La polizia ha consegnato al procuratore della Repubblica un'informativa con il nome e cognome del giovane, che avrebbe agito insieme ad altre due persone.

Il magistrato ha acquisito gli atti evitando momentaneamente di emanare provvedimenti e chiedendo il massimo riserbo.

La svolta nelle indagini è arrivata grazie alle immagini registrate dalle telecamere posizionate nella zona e diverse testimonianze raccolte in via Tavolara, a pochi passi da dove lo studente africano è stato aggredito riportando una frattura del setto nasale.

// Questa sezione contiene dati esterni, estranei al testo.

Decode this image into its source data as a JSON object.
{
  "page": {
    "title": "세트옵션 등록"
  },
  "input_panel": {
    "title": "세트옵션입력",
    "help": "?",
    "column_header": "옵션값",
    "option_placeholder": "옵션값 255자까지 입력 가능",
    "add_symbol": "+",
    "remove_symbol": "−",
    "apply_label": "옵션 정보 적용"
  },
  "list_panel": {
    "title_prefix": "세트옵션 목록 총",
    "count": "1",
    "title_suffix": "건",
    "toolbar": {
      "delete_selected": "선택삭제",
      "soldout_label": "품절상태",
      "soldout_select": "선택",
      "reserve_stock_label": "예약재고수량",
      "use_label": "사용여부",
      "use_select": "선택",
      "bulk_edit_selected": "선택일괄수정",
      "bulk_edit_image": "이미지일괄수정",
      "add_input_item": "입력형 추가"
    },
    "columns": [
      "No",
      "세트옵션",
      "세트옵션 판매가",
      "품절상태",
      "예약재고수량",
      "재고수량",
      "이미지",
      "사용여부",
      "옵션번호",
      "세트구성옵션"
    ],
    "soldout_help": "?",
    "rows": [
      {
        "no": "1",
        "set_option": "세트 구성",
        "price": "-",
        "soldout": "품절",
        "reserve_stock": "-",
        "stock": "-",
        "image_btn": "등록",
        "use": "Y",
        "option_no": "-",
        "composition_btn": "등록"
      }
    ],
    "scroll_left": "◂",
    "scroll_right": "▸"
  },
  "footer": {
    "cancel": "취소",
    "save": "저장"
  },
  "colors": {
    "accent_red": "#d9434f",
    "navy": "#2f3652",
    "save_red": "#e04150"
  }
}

Secondo quanto ricostruito, i tre avrebbero attraversato la strada raggiungendo il giovane per poi colpirlo con pugni e calci e minacciarlo con la frase: "Qui siamo a casa nostra e facciamo quello che vogliamo. Se non ti sta bene tornatene a casa tua".

Le urla di una coppia di anziani che assistevano alla scena hanno messo in fuga gli aggressori scongiurando il peggio. Gli agenti della Questura indagano per risalire agli altri due aggressori.